Ingmar Bergman’s “Persona” is like a lucid dream; the images are so vivid long after you’ve left it, but it feels impossible to describe even as it’s happening. It’s a shocking, intense masterpiece that I am not yet fully equipped to write about.
Bergman’s films always connect on a gut, spiritual level. His early masterpieces “Wild Strawberries” and “The Seventh Seal” are both deeply religious and symbolic works of art, and his later masterpiece “Fanny and Alexander” is a more down to Earth art house feature, one that is tender and disturbing at once.
“Persona” is rooted deeply in both approaches, and yet its starkly avant-garde styling and free-form, utterly pretentious story and editing makes it an extremely perplexing watch. Somehow though, Bergman is a talented enough director to overcome the idea that his film is pretentious at all. “Persona” is raw and deeply emotional, an extremely gut wrenching story that embodies the naked existence of man and of art.
It follows two women and their emotional and mental love affair together. One is Elisabet Vogler (Liv Ullmann), an actress who suddenly on stage stopped talking and has not resumed. Doctors claim she is in perfect mental and physical health, but they assign a nurse, Sister Alma (Bibi Andersson), to her bedside.
They escape to an ocean retreat together, and although Elisabet does not speak, she communicates deeply with Alma and listens. In an early scene we become lost in Elisabet’s frozen gaze, the camera filling the frame with her face at an oblong angle and introducing shadows until what remains of her is skin, curvature and two black globes where her eyes once were. She has expressions and characteristics, but Bergman exposes this character’s naked self.
Her comforting presence leads Alma to confide in her an unbelievably vivid story of an orgy on a beach.
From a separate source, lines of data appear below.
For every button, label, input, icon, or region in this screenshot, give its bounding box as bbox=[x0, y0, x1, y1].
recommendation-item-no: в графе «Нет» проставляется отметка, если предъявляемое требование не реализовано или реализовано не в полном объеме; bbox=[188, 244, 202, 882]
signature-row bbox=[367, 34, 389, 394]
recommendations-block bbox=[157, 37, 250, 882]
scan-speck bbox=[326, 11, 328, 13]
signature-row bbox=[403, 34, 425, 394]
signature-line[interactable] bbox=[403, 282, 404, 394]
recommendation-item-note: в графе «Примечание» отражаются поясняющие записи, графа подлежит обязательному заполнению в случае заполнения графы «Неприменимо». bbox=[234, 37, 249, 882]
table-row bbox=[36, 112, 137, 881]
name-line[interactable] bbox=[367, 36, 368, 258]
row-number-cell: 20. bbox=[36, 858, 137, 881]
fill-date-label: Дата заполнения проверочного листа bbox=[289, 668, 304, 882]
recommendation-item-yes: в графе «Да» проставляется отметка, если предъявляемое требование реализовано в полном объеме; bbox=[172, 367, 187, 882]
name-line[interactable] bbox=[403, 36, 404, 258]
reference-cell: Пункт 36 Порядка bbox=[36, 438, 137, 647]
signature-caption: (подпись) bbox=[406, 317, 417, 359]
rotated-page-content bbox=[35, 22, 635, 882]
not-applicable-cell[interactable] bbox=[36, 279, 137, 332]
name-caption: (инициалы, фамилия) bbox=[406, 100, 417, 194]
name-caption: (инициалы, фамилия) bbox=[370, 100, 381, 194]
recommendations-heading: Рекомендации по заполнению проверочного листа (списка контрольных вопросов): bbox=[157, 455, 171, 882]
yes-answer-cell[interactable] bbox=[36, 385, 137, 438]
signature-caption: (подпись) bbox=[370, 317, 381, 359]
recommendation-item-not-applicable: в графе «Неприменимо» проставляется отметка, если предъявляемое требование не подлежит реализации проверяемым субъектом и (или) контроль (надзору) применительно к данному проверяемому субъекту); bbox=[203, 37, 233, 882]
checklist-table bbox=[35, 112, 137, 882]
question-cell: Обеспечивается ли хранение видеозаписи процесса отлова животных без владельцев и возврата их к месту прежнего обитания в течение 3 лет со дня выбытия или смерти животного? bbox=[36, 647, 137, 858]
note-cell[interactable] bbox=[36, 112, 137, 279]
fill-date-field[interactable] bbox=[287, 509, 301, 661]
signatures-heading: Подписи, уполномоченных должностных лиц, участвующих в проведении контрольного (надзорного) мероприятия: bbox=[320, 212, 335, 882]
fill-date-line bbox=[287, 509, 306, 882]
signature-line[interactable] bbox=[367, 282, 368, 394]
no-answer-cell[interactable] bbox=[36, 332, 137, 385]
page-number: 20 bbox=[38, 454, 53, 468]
We sit and listen and are deeply engaged in faces, and over the course of a few minutes and a handful of darkly evocative shots, we’re staring into this tortured woman’s soul. The sex seems so real and, for lack of a better word, penetrating. It is intensely affecting.
I began to think of how many movies touch on the themes of humanity and existence Bergman grasps so gracefully. “The Master” somehow seemed like an apt comparison, with the nature between Alma and Elisabet eventually becoming not as clear as it seems. A dream sequence involving Elisabet’s husband seems Lynchian in nature, but then even David Lynch has never made a film that felt quite like “Persona.”
Shots at the beginning, end and quasi intermission of the film allude to the omni-present nature of the camera. We see Bergman and his cinematographer Sven Nykvist filming it all in one quick glimpse.There’s a cartoon of early cinema reflected obliquely on a wall. The film in the camera itself burns and is reset by hidden hands. A famous shot of a boy placing his hand in front of a giant blurred face looking in and watching him is one of the most haunting and memorable images in all of cinema, and in a way it’s a fine, surreal example of how three-dimensional depth without any depth at all paints a powerful picture.
Yet most films that break the fourth wall seem to do so out of a sense of irony or satire. Even when Francois Truffaut shatters barriers of cinema and still achieves tender emotion in “Day for Night,” his tone is comedic. Bergman is there as a creator, not as a pundit with a statement about the nature of life. What matters is that they have made this, and there is no separating themselves from this part of their lives.
Is this is even beginning to scratch the surface of what “Persona” is like? I imagine not. The only real way to know it is to experience it for yourself, watching the whole thing laid open and bare.